Soledad Gallego-Díaz

La campaña electoral que se avecina parte de una situación poco frecuente en la vida política española: los sondeos de opinión reflejan, por el momento, un empate técnico entre las expectativas de voto del PSOE y del PP, los dos grandes partidos nacionales. El precedente más claro sería la campaña de 1993, en la que Felipe González y José María Aznar arrancaron muy empatados, con la diferencia de que entonces el PSOE llevaba más de 10 años ininterrumpidos en el poder y ahora José Luis Rodríguez Zapatero cumple una legislatura.

También es verdad que desde que los socialistas perdieron la hegemonía política, las empresas de sondeos de este país no han acertado prácticamente nunca el resultado de unas elecciones generales.

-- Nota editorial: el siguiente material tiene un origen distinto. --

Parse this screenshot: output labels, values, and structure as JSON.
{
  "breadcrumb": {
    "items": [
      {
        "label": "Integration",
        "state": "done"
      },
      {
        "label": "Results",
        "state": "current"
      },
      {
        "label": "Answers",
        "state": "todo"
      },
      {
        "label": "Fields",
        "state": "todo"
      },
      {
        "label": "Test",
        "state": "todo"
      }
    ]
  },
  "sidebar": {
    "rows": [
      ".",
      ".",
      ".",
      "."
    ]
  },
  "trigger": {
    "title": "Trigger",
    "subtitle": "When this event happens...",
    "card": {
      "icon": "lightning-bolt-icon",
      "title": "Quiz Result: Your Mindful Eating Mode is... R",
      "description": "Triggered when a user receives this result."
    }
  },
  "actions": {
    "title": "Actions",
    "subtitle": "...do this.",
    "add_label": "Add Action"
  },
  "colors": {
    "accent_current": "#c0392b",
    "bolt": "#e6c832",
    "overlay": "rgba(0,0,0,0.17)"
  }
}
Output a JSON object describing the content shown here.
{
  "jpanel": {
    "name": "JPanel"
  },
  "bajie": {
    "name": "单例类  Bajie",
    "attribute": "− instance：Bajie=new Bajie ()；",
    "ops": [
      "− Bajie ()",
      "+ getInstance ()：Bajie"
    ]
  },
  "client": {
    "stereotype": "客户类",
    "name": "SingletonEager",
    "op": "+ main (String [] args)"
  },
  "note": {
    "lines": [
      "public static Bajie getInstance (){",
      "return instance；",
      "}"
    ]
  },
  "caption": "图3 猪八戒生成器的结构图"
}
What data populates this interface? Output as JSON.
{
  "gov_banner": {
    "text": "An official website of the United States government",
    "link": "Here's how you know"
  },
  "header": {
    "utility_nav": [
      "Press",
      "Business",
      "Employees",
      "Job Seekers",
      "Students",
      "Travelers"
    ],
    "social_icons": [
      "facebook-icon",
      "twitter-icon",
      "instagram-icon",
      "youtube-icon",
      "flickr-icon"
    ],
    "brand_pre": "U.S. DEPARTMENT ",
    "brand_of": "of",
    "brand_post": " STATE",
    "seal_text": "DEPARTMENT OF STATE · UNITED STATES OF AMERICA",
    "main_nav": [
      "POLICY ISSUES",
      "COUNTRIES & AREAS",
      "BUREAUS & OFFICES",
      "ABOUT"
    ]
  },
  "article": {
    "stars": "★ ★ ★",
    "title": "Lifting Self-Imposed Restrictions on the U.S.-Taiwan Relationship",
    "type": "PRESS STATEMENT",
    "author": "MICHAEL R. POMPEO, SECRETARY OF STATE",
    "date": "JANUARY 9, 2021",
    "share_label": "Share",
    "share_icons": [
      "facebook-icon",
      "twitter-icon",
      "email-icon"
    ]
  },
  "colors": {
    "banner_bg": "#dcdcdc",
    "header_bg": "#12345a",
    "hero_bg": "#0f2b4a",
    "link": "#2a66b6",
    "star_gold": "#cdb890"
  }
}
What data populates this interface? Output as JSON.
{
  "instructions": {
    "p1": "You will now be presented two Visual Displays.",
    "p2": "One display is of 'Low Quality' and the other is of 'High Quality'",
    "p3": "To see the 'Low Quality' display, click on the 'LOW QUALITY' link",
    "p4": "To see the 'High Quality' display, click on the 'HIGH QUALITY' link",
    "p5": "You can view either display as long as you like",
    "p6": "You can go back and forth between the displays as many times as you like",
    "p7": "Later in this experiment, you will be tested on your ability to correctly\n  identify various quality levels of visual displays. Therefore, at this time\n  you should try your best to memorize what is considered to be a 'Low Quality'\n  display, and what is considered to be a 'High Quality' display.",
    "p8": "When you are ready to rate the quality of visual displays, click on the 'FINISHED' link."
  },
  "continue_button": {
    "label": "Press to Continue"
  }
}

Probablemente, porque en España la victoria o fracaso de un partido depende en buena manera de la participación de sus propios simpatizantes, algo muy difícil de medir, especialmente mudable hasta los últimos momentos, sobre todo en el centro-izquierda. Por encima del 75% de participación (como ocurrió en 2004, 1996 y 1993, por ejemplo), el PSOE se mueve con mayor facilidad, mientras que por debajo del 70% encuentra serios problemas (en 2000, los populares consiguieron mayoría absoluta con una participación del 68,7%)

La dura legislatura que ahora acaba sugiere un periodo 2008-2012 radicalmente distinto

La realidad es que, hasta ahora, y afortunadamente, esos empates no se han mantenido, y que, llegado el momento, los resultados han permitido siempre formar mayorías de apoyo al gobierno de turno razonablemente claras. Nunca ha habido un empate o una victoria por un solo escaño, lo que es muy de agradecer porque hubiera configurado un Congreso muy complicado y una gestión política muy difícil de manejar.

Lo que si parece claro, de momento, es que los dos partidos llegan a las elecciones más bien con un catálogo de ofertas bajo el brazo, para cada grupo de ciudadanos, que con un discurso político global, cohesionado y claro. El programa del presidente José Luis Rodríguez Zapatero en 2004, con su promesa de acercar al ciudadano la cosa pública y de modificar el talante crispado y de puro enfrentamiento político, ha quedado desvaído y resulta insostenible cara a este nuevo periodo. La evidencia es que esos cambios sólo son posibles con el acuerdo de la oposición y, en el caso del PP, ya existe la seguridad de que ni ha aceptado, ni va a aceptar, la menor relajación en ese sentido.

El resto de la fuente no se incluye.